RIM 17 – Prologo

O Prólogo

Já levo um sem numero de viagens a Portugal.
Cruzar a peninsula, de Zaragoza à Mealhada, são 800km de monotonia, que deixam os pneus quadrados e fazem aflorar os primeiros sintomas de “cu-beduinismo” após os primeiros 600km.
Para evitar passar penúrias, sempre que me proponho atravessar a península, abro o mapa da mesma, buscando onde posso uma alternativa ao caminho mais monótono. Uma alternativa que me ofereça algo de novo, um caminho que me enriqueça.
A RIM de este ano tinha como local de saída a Cidade de Vila Nova de Gaia, mas antes de me reunir com os RIMistas, passaria por casa para ver os meus pais, ver o que tinha mudado por ali e comer a deliciosa comida da minha mãe.
A viagem propriamente dita começou eram as 6h30min da manha, com um café com leite a escaldar, meia baguete de pao com tomate e azeite e o olhar atento de 4 Guardias Civiles na Dorothy, que estava estacionada no passeio que bordeava o edifício da Area de Serviço.
O caminho escolhido punha no horizonte imediato 80km de autovia, com três “portos de montanha” (La Perdiz, Morata e Frasno) como recordatório pdos forros térmicos que devia ter posto no fato, mas que, por preguicite minha achei não serem necessários.
Depois de Calatayud, mais precisamente ao km 186 da A2, o caminho deriva em direcçao a Almazan.
Nada mais sair da autovia, uns 10km mais adiante, ergue-se no no cimo de um morro, uma pequena povoação fortificada, que merece uma visita.
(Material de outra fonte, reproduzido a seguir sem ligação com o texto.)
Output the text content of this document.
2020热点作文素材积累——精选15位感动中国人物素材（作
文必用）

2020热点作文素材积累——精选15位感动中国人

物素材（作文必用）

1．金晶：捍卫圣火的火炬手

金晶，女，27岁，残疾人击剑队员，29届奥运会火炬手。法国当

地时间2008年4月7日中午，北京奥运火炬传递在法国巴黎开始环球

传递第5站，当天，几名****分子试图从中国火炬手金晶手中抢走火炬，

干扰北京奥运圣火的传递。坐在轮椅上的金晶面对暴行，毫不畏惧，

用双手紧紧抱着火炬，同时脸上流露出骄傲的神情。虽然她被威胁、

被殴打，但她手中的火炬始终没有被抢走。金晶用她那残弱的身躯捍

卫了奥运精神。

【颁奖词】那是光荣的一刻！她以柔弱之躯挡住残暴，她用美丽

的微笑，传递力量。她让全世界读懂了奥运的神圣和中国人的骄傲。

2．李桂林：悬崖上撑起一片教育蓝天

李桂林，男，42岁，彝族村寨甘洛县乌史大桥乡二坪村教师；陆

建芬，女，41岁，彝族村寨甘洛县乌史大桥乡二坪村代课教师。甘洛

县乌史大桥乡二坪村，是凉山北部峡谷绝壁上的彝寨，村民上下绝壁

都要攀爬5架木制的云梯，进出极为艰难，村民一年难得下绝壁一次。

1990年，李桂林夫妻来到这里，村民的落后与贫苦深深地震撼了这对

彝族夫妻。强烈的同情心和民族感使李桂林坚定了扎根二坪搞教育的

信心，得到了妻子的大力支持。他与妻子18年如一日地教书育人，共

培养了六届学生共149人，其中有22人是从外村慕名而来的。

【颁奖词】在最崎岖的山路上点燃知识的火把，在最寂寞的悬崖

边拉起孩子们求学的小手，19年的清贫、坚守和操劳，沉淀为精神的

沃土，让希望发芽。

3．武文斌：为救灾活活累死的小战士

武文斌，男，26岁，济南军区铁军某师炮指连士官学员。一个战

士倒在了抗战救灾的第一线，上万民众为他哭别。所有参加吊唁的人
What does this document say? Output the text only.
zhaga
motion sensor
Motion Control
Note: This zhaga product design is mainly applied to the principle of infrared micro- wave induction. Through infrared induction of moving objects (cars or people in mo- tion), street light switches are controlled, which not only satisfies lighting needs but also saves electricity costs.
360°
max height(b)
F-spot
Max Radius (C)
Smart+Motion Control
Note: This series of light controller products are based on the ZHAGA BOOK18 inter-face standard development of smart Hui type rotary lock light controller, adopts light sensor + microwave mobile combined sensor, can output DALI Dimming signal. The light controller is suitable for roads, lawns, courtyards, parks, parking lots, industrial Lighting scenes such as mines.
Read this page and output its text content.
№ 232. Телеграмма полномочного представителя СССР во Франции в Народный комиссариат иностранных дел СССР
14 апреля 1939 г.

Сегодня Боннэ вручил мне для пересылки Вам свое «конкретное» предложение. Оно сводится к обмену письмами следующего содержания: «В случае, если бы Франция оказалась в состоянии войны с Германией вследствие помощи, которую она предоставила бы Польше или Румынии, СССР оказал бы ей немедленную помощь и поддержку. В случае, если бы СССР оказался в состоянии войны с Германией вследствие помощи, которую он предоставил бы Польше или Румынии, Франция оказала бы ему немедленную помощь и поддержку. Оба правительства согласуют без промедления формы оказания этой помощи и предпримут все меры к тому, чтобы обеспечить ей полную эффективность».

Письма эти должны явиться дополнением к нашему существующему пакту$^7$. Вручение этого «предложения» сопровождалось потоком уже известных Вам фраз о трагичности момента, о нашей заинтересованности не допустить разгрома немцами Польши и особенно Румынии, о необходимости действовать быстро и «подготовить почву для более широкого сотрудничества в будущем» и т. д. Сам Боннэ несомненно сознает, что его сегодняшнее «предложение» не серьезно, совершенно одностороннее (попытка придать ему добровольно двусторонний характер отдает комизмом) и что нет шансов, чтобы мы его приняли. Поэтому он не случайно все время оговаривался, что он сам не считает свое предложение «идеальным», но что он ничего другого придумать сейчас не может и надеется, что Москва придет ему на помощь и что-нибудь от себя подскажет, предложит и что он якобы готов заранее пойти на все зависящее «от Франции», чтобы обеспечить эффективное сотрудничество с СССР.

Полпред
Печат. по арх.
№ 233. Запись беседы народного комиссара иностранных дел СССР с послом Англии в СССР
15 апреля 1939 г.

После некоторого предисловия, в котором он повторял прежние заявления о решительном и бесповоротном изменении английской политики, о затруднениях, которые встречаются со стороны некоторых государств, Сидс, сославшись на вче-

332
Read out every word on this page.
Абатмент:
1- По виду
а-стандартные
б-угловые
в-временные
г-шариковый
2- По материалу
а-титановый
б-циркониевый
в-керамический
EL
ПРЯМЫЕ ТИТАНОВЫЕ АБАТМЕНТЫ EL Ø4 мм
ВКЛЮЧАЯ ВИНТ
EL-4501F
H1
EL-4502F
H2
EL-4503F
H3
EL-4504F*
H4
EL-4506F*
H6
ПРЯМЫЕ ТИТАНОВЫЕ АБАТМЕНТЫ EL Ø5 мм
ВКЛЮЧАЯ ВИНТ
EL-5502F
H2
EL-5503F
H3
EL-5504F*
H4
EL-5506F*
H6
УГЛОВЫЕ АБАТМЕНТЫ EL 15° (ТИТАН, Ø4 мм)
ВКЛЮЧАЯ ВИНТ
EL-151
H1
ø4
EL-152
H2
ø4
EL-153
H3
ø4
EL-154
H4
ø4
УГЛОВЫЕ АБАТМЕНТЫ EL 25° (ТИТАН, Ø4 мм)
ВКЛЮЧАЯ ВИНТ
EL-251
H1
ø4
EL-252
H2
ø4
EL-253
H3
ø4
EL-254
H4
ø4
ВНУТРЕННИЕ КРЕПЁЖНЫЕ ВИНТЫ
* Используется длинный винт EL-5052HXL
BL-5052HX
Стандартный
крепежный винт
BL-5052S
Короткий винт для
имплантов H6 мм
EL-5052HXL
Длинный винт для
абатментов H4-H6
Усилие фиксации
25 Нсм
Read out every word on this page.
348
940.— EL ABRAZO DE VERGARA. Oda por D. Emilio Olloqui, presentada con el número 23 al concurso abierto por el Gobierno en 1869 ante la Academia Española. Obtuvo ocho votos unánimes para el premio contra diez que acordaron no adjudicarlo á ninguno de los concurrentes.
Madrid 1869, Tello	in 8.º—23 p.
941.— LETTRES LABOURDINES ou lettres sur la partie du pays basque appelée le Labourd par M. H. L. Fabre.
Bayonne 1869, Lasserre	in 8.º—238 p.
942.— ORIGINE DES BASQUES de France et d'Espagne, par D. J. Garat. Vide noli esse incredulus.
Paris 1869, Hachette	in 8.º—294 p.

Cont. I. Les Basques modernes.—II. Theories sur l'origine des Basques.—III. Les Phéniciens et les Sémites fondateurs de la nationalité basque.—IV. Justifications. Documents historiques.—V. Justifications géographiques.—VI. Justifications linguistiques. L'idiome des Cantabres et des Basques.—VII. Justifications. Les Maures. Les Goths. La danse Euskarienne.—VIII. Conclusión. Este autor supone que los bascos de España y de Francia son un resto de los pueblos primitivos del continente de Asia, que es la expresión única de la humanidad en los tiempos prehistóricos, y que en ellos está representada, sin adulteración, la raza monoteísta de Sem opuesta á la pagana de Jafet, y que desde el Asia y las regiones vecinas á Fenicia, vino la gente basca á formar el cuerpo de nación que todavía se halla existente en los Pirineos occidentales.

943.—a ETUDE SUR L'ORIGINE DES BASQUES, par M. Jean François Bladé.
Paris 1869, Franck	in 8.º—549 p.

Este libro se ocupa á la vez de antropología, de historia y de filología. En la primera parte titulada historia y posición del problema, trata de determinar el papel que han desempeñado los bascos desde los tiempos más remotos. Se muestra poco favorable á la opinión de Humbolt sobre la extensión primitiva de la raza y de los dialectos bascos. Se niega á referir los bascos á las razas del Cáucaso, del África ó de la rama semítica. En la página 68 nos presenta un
Trata-se de Monteagudo de las Vicarias, um povo que depende das colheitas de cereal , mas que esconde muita historia do lado de dentro das muralhas. Sem duvida que merece uma visita atenta pelo labirínto das suas ruas de aspecto medieval.
Mas a estrada, larga e rápida, reclama a nossa presença, para devorar a curta distância que existe até Almazan (que não visitamos) e lançar-nos pinhais de Osma a dentro.
Apesar de uma manhã fria, quase gelada, o ceu mantinha uma nevoa alta que filtrava aqui e ali os raios do sol, oferecendo algumas imagens bonitas….
No entanto, à chegada a Uxama, terra arquelogica onde , um pouco mais abaixo se edificou El Burgo de Osma, o ceu era cinzento e aborrecido, impedindo assim que a imagem brilhe e injustiçando a beleza natural do local.

De volta a estrada, a tão sobejamente conhecida N122, que liga Zaragoza a Zamora e consequentemente a Portugal, acompanhando boa parte do leito do Douro em Espanha, pouco de novo nos pode oferecer. Passamos Aranda de Duero e Peñafiel, fizemos uma paragem técnica, para atender ao telemóvel (que ateimava em não me deixar esquecer o trabalho) e imortaliza-la nesta imagem.

Ainda procuramos desviar caminho antes da capital Valhesoletana, mas nada nos ofereceu melhor alternitiva que um ritmo certo e despreocupado ela N122.
Uma vez na A62, Tordesilhas parecia uma boa alternativa a qualquer Area de Serviço, para tomar um “cortado” e depois de um percurso curto pelo centro histórico da cidade, “acampei” na Plaza Mayor, que serviu de palco à divisão do mundo num tratado que forjou para sempre nos livros de historia o nome da cidade.

Mais um lugar que merece uma visita atenta.
Hoje em dia, Tordesilhas esta mais ligada a um polémica, que põe em cheque as tradições, o que deve ser cultura ou que é o mal trato animal.
Uma luta por valores, misturada em uns quantos interesses, políticos e económicos, que qualifica o Toro de la Veja como uma atrocidade para uns e uma tradição ancestral para outros.

Eu prefiro não ver, respeitando quem gosta e quem não gosta.
Voltando à estrada, já quente pelo sol, Dorothy decide meter-se pela antiga N620 até as portas de Salamanca, onde parou para registrar a sua melhor media de sempre nos quase 30000km de companheira de viagens.
Depois de Salamanca, a hora de deslocação ate à fronteria foi um saltinho. Na fronteira tratei do meu estomago e de voltar a encher o deposito de Dorothy, que aguardava com alguma ansiedade as curvas ultra-rapidas da A25.
Chegamos a casa cansados mas contentes, mesmo a tempo da merenda e com tempo para fazer a voltinha de reconhecimento pela Mealhada e confirmar que tudo esta mais ou menos como a deixei , desde a minha ultima visita.